Bottom Crust Problems:
“My pie’s bottom crust does not bake properly. What is the solution to this problem? --S. Roberts.
Nick says: Add 1/2 teaspoon baking powder per cup of flour to your pie crust recipe and always bake the pie on the lowest rack of the oven.
“Should I place a baking pan under my pie dish? For the last apple pie that I made, I put a glass pie pan on a baking sheet in the oven on the lowest shelf. The top crust baked beautifully, but the bottom crust didn’t. What do you suggest?” --N. J. Berger, Raleigh, NC
Nick says: Normally it’s not a good idea to bake a pie on a pan or cookie sheet unless you deliberately want to insulate the bottom of the pie. If your bottom crust looks good but the top crust is too pale, move the pie to the upper third of the oven for the last 15 minutes of baking.
Runny Apple Pie:
“The apple pies I make are always runny. They are usually overflowing. What am I doing wrong?” –K. Mundhenke
Nick says: Add a tablespoon of flour per pound or apples in your pie filling and never use McIntosh apples which are excessively watery.
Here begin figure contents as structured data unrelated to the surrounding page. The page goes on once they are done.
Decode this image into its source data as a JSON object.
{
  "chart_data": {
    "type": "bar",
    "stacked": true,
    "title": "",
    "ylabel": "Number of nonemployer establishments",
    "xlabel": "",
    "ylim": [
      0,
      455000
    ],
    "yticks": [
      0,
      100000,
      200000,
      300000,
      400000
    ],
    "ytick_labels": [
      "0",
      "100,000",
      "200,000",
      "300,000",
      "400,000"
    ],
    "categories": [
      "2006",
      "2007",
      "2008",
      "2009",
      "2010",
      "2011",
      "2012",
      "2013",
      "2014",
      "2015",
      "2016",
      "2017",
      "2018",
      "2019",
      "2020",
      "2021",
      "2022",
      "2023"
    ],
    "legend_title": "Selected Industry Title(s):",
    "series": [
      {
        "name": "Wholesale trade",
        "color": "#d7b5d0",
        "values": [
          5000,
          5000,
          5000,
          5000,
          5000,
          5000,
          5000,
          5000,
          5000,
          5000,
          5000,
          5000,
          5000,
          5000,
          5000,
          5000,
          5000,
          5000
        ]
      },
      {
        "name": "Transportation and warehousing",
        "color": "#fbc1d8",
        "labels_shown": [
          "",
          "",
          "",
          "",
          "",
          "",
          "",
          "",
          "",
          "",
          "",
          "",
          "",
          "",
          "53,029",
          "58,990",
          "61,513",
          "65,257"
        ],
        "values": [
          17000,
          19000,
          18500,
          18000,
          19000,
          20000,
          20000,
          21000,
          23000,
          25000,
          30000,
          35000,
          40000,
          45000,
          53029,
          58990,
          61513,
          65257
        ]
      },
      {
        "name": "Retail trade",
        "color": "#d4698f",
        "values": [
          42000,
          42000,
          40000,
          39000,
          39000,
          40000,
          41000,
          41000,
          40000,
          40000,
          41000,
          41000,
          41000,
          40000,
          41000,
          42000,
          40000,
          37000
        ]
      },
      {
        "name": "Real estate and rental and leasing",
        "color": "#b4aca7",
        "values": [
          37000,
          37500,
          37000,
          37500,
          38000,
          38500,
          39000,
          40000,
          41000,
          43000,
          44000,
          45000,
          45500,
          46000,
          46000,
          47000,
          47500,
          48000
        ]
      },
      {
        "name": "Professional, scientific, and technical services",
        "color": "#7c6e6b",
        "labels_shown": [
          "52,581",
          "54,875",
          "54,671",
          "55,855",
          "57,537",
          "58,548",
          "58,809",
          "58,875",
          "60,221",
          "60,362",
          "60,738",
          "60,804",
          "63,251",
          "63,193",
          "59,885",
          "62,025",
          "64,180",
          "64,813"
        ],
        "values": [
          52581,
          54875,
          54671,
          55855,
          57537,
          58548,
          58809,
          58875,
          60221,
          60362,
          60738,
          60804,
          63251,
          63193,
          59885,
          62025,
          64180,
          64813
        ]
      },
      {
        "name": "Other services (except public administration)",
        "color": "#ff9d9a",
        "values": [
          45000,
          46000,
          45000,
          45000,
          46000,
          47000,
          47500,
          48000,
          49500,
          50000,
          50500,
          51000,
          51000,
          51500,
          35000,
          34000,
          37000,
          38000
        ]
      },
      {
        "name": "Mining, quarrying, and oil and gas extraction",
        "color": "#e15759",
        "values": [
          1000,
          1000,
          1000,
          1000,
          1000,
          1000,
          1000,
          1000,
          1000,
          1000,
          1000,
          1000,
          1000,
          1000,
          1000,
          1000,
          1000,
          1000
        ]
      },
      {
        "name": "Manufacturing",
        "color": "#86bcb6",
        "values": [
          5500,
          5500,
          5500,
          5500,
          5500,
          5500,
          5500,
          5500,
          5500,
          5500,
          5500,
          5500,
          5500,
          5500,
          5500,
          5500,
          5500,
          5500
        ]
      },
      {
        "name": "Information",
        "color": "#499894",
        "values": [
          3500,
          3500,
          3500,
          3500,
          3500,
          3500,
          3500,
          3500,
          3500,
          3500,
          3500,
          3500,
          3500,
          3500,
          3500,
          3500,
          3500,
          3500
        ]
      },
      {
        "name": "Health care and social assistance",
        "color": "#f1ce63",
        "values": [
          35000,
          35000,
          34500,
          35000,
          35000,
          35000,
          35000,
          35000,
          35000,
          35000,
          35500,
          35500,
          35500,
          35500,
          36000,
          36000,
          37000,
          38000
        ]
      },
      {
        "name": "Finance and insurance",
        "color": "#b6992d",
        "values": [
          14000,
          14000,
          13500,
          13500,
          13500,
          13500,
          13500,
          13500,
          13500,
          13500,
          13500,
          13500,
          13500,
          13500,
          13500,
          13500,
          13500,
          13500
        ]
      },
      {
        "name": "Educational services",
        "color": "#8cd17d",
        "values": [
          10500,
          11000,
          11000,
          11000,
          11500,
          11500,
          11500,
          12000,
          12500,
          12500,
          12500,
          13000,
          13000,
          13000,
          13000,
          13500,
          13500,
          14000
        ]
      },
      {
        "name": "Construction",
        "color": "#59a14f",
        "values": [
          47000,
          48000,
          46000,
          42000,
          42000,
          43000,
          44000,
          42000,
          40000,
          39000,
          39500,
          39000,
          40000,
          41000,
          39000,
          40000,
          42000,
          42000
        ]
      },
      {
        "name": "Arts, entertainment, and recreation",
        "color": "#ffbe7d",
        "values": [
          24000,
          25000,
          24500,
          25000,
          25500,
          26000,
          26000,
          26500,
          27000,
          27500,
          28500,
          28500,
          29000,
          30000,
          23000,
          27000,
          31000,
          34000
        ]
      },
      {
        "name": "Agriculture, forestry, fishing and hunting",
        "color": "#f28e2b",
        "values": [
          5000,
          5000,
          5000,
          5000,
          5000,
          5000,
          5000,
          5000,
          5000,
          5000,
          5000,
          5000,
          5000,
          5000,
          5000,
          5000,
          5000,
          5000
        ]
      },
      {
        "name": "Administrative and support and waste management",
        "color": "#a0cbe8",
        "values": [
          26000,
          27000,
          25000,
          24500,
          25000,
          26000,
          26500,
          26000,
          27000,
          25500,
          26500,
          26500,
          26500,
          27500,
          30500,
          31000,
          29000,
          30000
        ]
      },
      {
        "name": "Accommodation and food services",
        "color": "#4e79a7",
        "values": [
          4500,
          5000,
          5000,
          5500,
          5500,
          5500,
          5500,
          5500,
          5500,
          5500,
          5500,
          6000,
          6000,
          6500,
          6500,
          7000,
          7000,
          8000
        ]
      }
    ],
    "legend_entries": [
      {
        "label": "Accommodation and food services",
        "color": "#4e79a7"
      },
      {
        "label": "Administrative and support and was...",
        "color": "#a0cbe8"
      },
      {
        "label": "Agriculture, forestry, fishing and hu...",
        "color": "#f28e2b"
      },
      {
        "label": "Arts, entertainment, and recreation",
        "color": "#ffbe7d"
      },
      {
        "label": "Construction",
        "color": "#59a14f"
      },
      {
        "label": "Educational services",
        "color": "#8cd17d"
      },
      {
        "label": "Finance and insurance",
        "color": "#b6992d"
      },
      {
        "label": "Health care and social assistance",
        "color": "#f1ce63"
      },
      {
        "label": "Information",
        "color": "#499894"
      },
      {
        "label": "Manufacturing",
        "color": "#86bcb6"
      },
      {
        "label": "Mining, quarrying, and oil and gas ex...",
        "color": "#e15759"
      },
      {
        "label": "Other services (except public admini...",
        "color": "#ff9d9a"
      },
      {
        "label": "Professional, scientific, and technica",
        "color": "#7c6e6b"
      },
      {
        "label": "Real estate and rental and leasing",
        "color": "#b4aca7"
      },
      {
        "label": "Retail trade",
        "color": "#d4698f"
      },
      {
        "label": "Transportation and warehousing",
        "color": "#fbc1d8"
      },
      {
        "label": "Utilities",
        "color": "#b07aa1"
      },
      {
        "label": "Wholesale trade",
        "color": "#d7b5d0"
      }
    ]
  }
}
The Curse of the “Apple Pie Gap”:
“How do I prevent the “gap” from happening in my apple pies? Often there will be a large pocket of air between the cooked crust and the apples. Do I need to add more apples, more flour, more sugar? “ --N. J. Berger
Nick says: “Apple pie gap” happens because the apples reduce in volume while the pie is baking and the crust doesn’t. Two things can help, though they don’t solve the problem entirely: Dice the apples into 1/2-inch pieces instead of wedges, and don’t overfill the pie. Another option: A lattice top can be gently pressed down to meet the top of the filling while still warm from the oven.
Fun Pie Fact: Commercially and industrially made apple pies use a cooked filling that doesn’t change in volume while the pie is baking.